More family doctors could do the medication part of the treatment and refer patients to others for counseling. McMahan said. That would increase the capacity to do MAT.
Dr. Daniel Roth, who operates Summit Pain Management in Fort Wayne, said he practices MAT but few other local physicians do. About eight to 10 do some form or MAT, but the need is for 30 or 40, Roth said in an email.
“Primary care physicians could be very effective in this role, but conversely, PCPs get asked to do so much already,” he said.
MAT got a local boost this month when the Bowen Center in Fort Wayne was named one of five new opioid treatment programs. In addition, methadone treatment for opioid addiction will be covered starting Aug. 1 for most Hoosiers on Medicaid and the Healthy Indiana Plan. There are now 13 methadone clinics in the state.
At Bowen, new clients will see an intake coordinator who will get background information, and a nurse practitioner who will perform a physical exam, said Kurt Carlson, CEO and president of Bowen Center, headquartered in Warsaw.
A psychiatric exam will determine level of need and if the client is a good candidate for treatment, he said. Then the dose of methadone the client will take daily is determined.
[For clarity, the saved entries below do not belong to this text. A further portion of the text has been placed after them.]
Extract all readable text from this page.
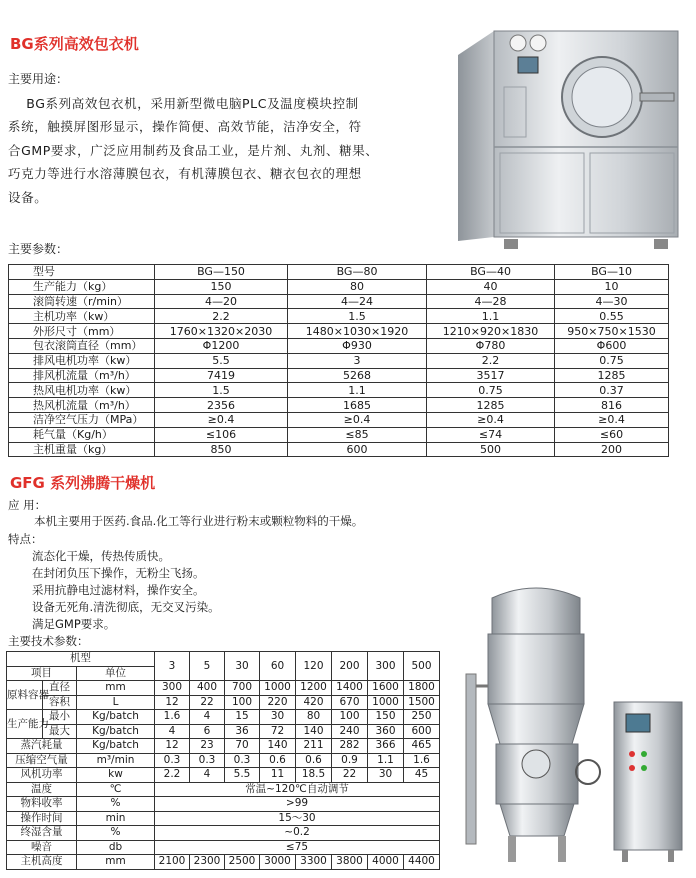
BG系列高效包衣机
主要用途：
BG系列高效包衣机，采用新型微电脑PLC及温度模块控制
系统，触摸屏图形显示，操作简便、高效节能，洁净安全，符
合GMP要求，广泛应用制药及食品工业，是片剂、丸剂、糖果、
巧克力等进行水溶薄膜包衣，有机薄膜包衣、糖衣包衣的理想
设备。
主要参数：
型号	BG—150	BG—80	BG—40	BG—10
生产能力（kg）	150	80	40	10
滚筒转速（r/min）	4—20	4—24	4—28	4—30
主机功率（kw）	2.2	1.5	1.1	0.55
外形尺寸（mm）	1760×1320×2030	1480×1030×1920	1210×920×1830	950×750×1530
包衣滚筒直径（mm）	Φ1200	Φ930	Φ780	Φ600
排风电机功率（kw）	5.5	3	2.2	0.75
排风机流量（m³/h）	7419	5268	3517	1285
热风电机功率（kw）	1.5	1.1	0.75	0.37
热风机流量（m³/h）	2356	1685	1285	816
洁净空气压力（MPa）	≥0.4	≥0.4	≥0.4	≥0.4
耗气量（Kg/h）	≤106	≤85	≤74	≤60
主机重量（kg）	850	600	500	200
GFG 系列沸腾干燥机
应 用：
本机主要用于医药.食品.化工等行业进行粉末或颗粒物料的干燥。
特点：
流态化干燥，传热传质快。
在封闭负压下操作，无粉尘飞扬。
采用抗静电过滤材料，操作安全。
设备无死角.清洗彻底，无交叉污染。
满足GMP要求。
主要技术参数：
机型			3	5	30	60	120	200	300	500
项目		单位								
原料容器	直径	mm	300	400	700	1000	1200	1400	1600	1800
	容积	L	12	22	100	220	420	670	1000	1500
生产能力	最小	Kg/batch	1.6	4	15	30	80	100	150	250
	最大	Kg/batch	4	6	36	72	140	240	360	600
蒸汽耗量		Kg/batch	12	23	70	140	211	282	366	465
压缩空气量		m³/min	0.3	0.3	0.3	0.6	0.6	0.9	1.1	1.6
风机功率		kw	2.2	4	5.5	11	18.5	22	30	45
温度		℃	常温~120℃自动调节							
物料收率		%	>99							
操作时间		min	15～30							
终湿含量		%	~0.2							
噪音		db	≤75							
主机高度		mm	2100	2300	2500	3000	3300	3800	4000	4400
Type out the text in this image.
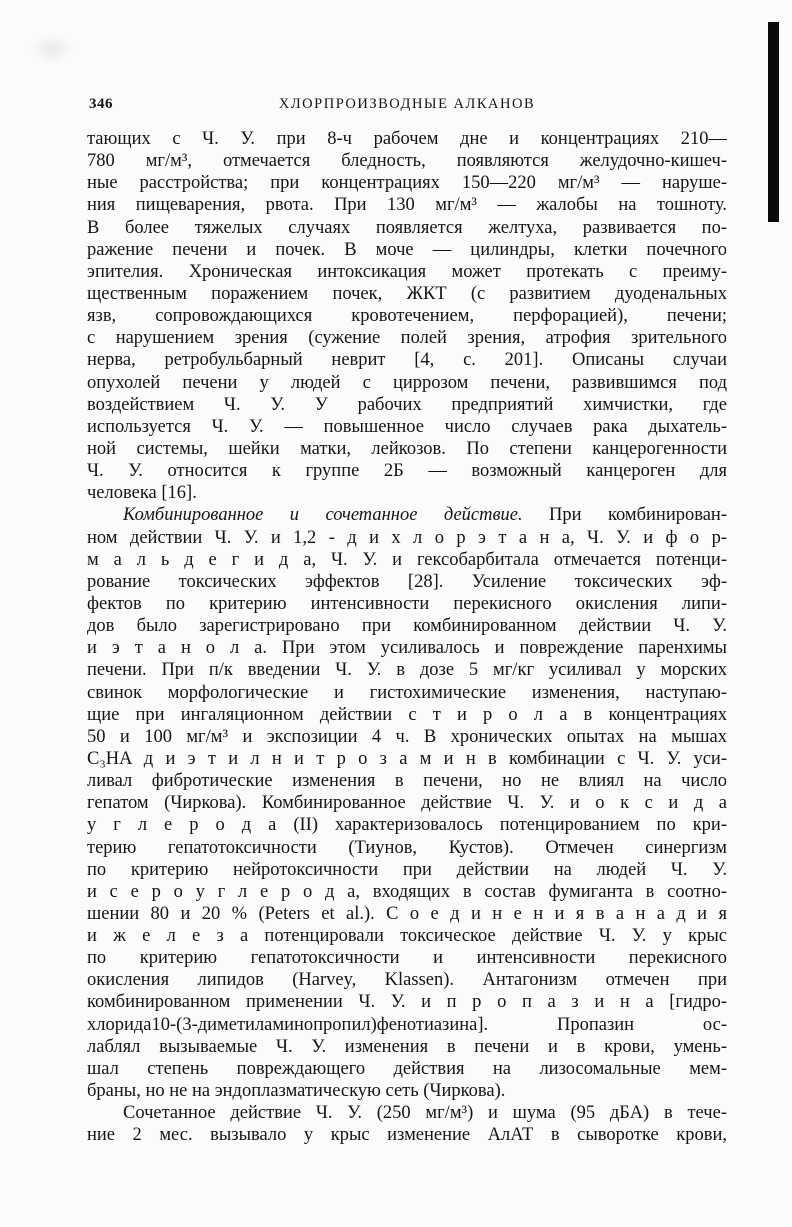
346	ХЛОРПРОИЗВОДНЫЕ АЛКАНОВ
тающих с Ч. У. при 8-ч рабочем дне и концентрациях 210—
780 мг/м³, отмечается бледность, появляются желудочно-кишеч-
ные расстройства; при концентрациях 150—220 мг/м³ — наруше-
ния пищеварения, рвота. При 130 мг/м³ — жалобы на тошноту.
В более тяжелых случаях появляется желтуха, развивается по-
ражение печени и почек. В моче — цилиндры, клетки почечного
эпителия. Хроническая интоксикация может протекать с преиму-
щественным поражением почек, ЖКТ (с развитием дуоденальных
язв, сопровождающихся кровотечением, перфорацией), печени;
с нарушением зрения (сужение полей зрения, атрофия зрительного
нерва, ретробульбарный неврит [4, с. 201]. Описаны случаи
опухолей печени у людей с циррозом печени, развившимся под
воздействием Ч. У. У рабочих предприятий химчистки, где
используется Ч. У. — повышенное число случаев рака дыхатель-
ной системы, шейки матки, лейкозов. По степени канцерогенности
Ч. У. относится к группе 2Б — возможный канцероген для
человека [16].
Комбинированное и сочетанное действие. При комбинирован-
ном действии Ч. У. и 1,2 - д и х л о р э т а н а, Ч. У. и ф о р-
м а л ь д е г и д а, Ч. У. и гексобарбитала отмечается потенци-
рование токсических эффектов [28]. Усиление токсических эф-
фектов по критерию интенсивности перекисного окисления липи-
дов было зарегистрировано при комбинированном действии Ч. У.
и э т а н о л а. При этом усиливалось и повреждение паренхимы
печени. При п/к введении Ч. У. в дозе 5 мг/кг усиливал у морских
свинок морфологические и гистохимические изменения, наступаю-
щие при ингаляционном действии с т и р о л а в концентрациях
50 и 100 мг/м³ и экспозиции 4 ч. В хронических опытах на мышах
C₃HA д и э т и л н и т р о з а м и н в комбинации с Ч. У. уси-
ливал фибротические изменения в печени, но не влиял на число
гепатом (Чиркова). Комбинированное действие Ч. У. и о к с и д а
у г л е р о д а (II) характеризовалось потенцированием по кри-
терию гепатотоксичности (Тиунов, Кустов). Отмечен синергизм
по критерию нейротоксичности при действии на людей Ч. У.
и с е р о у г л е р о д а, входящих в состав фумиганта в соотно-
шении 80 и 20 % (Peters et al.). С о е д и н е н и я в а н а д и я
и ж е л е з а потенцировали токсическое действие Ч. У. у крыс
по критерию гепатотоксичности и интенсивности перекисного
окисления липидов (Harvey, Klassen). Антагонизм отмечен при
комбинированном применении Ч. У. и п р о п а з и н а [гидро-
хлорида10-(3-диметиламинопропил)фенотиазина]. Пропазин ос-
лаблял вызываемые Ч. У. изменения в печени и в крови, умень-
шал степень повреждающего действия на лизосомальные мем-
браны, но не на эндоплазматическую сеть (Чиркова).
Сочетанное действие Ч. У. (250 мг/м³) и шума (95 дБА) в тече-
ние 2 мес. вызывало у крыс изменение АлАТ в сыворотке крови,
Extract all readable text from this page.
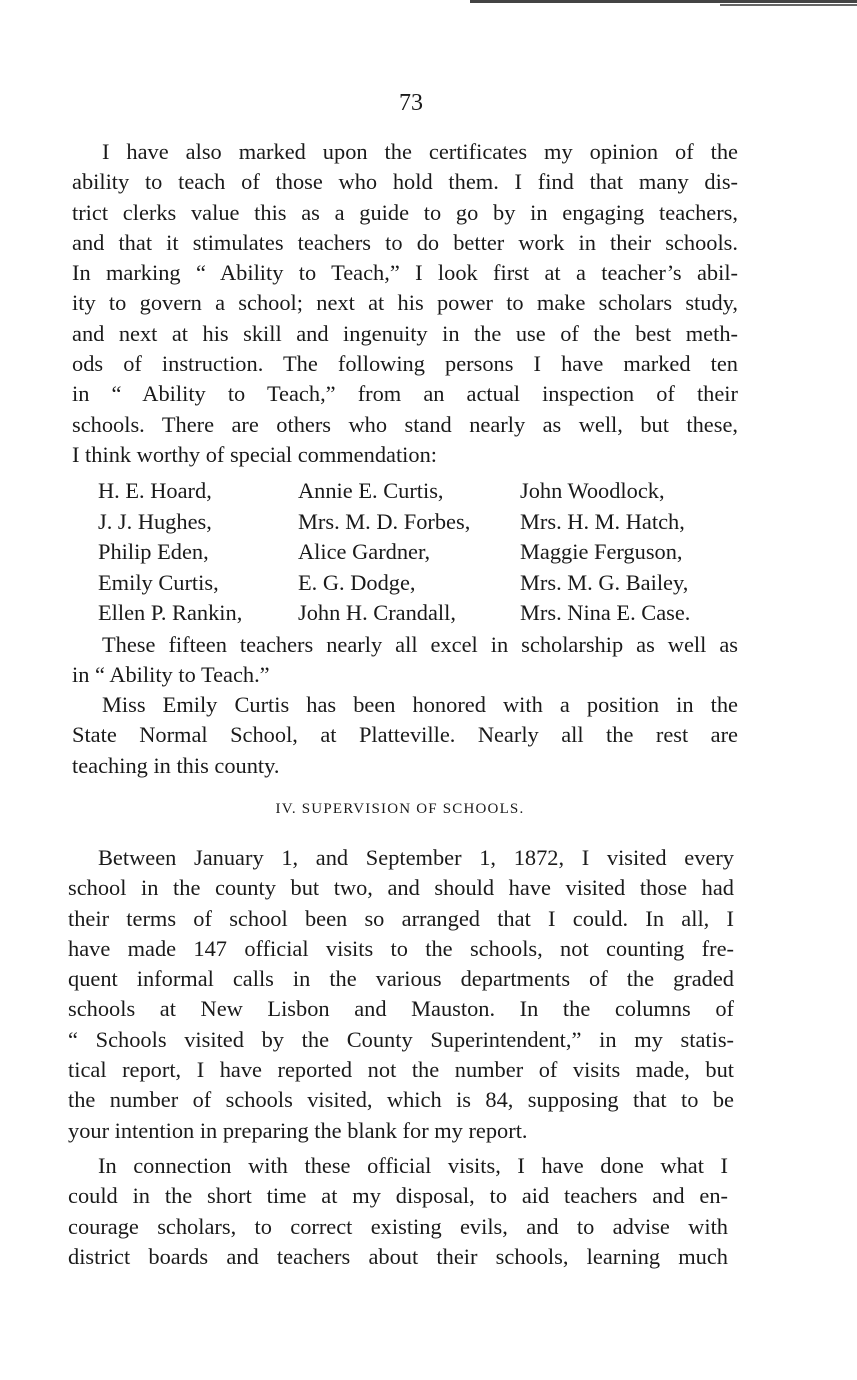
73
I have also marked upon the certificates my opinion of the
ability to teach of those who hold them. I find that many dis-
trict clerks value this as a guide to go by in engaging teachers,
and that it stimulates teachers to do better work in their schools.
In marking “ Ability to Teach,” I look first at a teacher’s abil-
ity to govern a school; next at his power to make scholars study,
and next at his skill and ingenuity in the use of the best meth-
ods of instruction. The following persons I have marked ten
in “ Ability to Teach,” from an actual inspection of their
schools. There are others who stand nearly as well, but these,
I think worthy of special commendation:
H. E. Hoard,	Annie E. Curtis,	John Woodlock,
J. J. Hughes,	Mrs. M. D. Forbes,	Mrs. H. M. Hatch,
Philip Eden,	Alice Gardner,	Maggie Ferguson,
Emily Curtis,	E. G. Dodge,	Mrs. M. G. Bailey,
Ellen P. Rankin,	John H. Crandall,	Mrs. Nina E. Case.
These fifteen teachers nearly all excel in scholarship as well as
in “ Ability to Teach.”
Miss Emily Curtis has been honored with a position in the
State Normal School, at Platteville. Nearly all the rest are
teaching in this county.
IV. SUPERVISION OF SCHOOLS.
Between January 1, and September 1, 1872, I visited every
school in the county but two, and should have visited those had
their terms of school been so arranged that I could. In all, I
have made 147 official visits to the schools, not counting fre-
quent informal calls in the various departments of the graded
schools at New Lisbon and Mauston. In the columns of
“ Schools visited by the County Superintendent,” in my statis-
tical report, I have reported not the number of visits made, but
the number of schools visited, which is 84, supposing that to be
your intention in preparing the blank for my report.
In connection with these official visits, I have done what I
could in the short time at my disposal, to aid teachers and en-
courage scholars, to correct existing evils, and to advise with
district boards and teachers about their schools, learning much
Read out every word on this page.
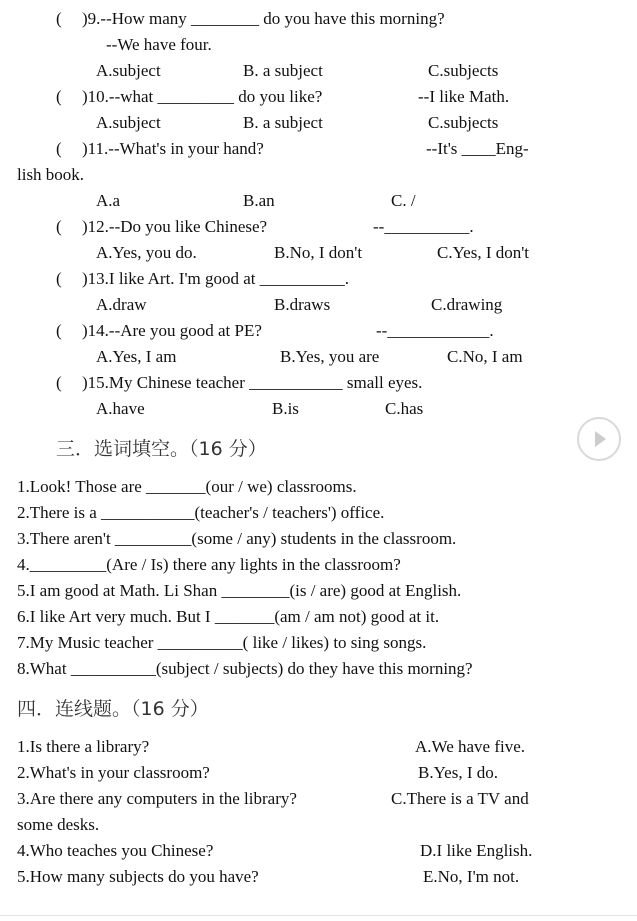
( )9.--How many ________ do you have this morning?
--We have four.
A.subject	B. a subject	C.subjects
( )10.--what _________ do you like?	--I like Math.
A.subject	B. a subject	C.subjects
( )11.--What's in your hand?	--It's ____Eng-
lish book.
A.a	B.an	C. /
( )12.--Do you like Chinese?	--__________.
A.Yes, you do.	B.No, I don't	C.Yes, I don't
( )13.I like Art. I'm good at __________.
A.draw	B.draws	C.drawing
( )14.--Are you good at PE?	--____________.
A.Yes, I am	B.Yes, you are	C.No, I am
( )15.My Chinese teacher ___________ small eyes.
A.have	B.is	C.has
三．选词填空。（16 分）
1.Look! Those are _______(our / we) classrooms.
2.There is a ___________(teacher's / teachers') office.
3.There aren't _________(some / any) students in the classroom.
4._________(Are / Is) there any lights in the classroom?
5.I am good at Math. Li Shan ________(is / are) good at English.
6.I like Art very much. But I _______(am / am not) good at it.
7.My Music teacher __________( like / likes) to sing songs.
8.What __________(subject / subjects) do they have this morning?
四．连线题。（16 分）
1.Is there a library?	A.We have five.
2.What's in your classroom?	B.Yes, I do.
3.Are there any computers in the library?	C.There is a TV and
some desks.
4.Who teaches you Chinese?	D.I like English.
5.How many subjects do you have?	E.No, I'm not.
Group therapy sessions will be required probably twice a week, along with at least one weekly individual outpatient session, Carlson said. Some will need community-based services, so a case manager will work with them in the community and home. The goal is to eventually wean them off methadone.
But like Carlson said, some will never come off.
“There will be a small percentage of people that are like that,” he said, “and we just need to recognize that as we try to do the drug holidays, to do the reductions and all that. That's just the reality for their biological system.”
McMahan said developing a peer support recovery model is also in the works. More people need to be trained. Unlike an Alcoholics Anonymous meeting, peer support is more one-on-one, a coach for as long as needed, she said.
And more transitional housing is essential, especially for those in the criminal justice system who have little or no family support, she said.
“And that's not just a kumbaya sort of thing,” McMahan said. “We cannot afford to have all these people not functional. It's just not economically sustainable, so we need to do what it takes to come along side people in an evidence-based way and help them through this crisis, just like we would if they had cancer or just like we would if they had congestive heart failure.”
Roth said he's unsure how many local inpatient centers would be needed for people with addictions. “It's a lot more than we have, that's for sure,” he said.
Park Center's 78-bed residential treatment facility will be on Rupp Drive in the triangle park bordered by Coliseum Boulevard East and Trier and Hobson roads, said Paul Wilson, CEO of the mental health agency. It is expected to open about March. Until then, Park Center will open 15 treatment beds in August at its offices on Carew Street.
“That will be a start at the residential addictions gap,” he said. “That probably is the biggest gap.”
The treatment facilities will be supported by the state's Recovery Works program, Wilson said. The program pays for addiction and mental health treatment for convicted felons sent to community corrections instead of jail or prison.
The Rupp Drive project will have 22 beds for longer-term residential care. The rest will house those needing a lower level of care, which Wilson terms sober-living. The longer-term stay is more attune to old 28-day treatment programs. The lower-level care is akin to 12-step programs, he said. Wilson said a lot more of the latter are needed.
All are for people who find themselves in the court system.
“Oftentimes people do well in their sobriety if there's somebody watching over them and holding them accountable, and there's also treatment,” Wilson said. “But what that doesn't reach out to is people who have yet to come in contact with the court. So in terms of the overall need, there's still significant gaps at this point in time.”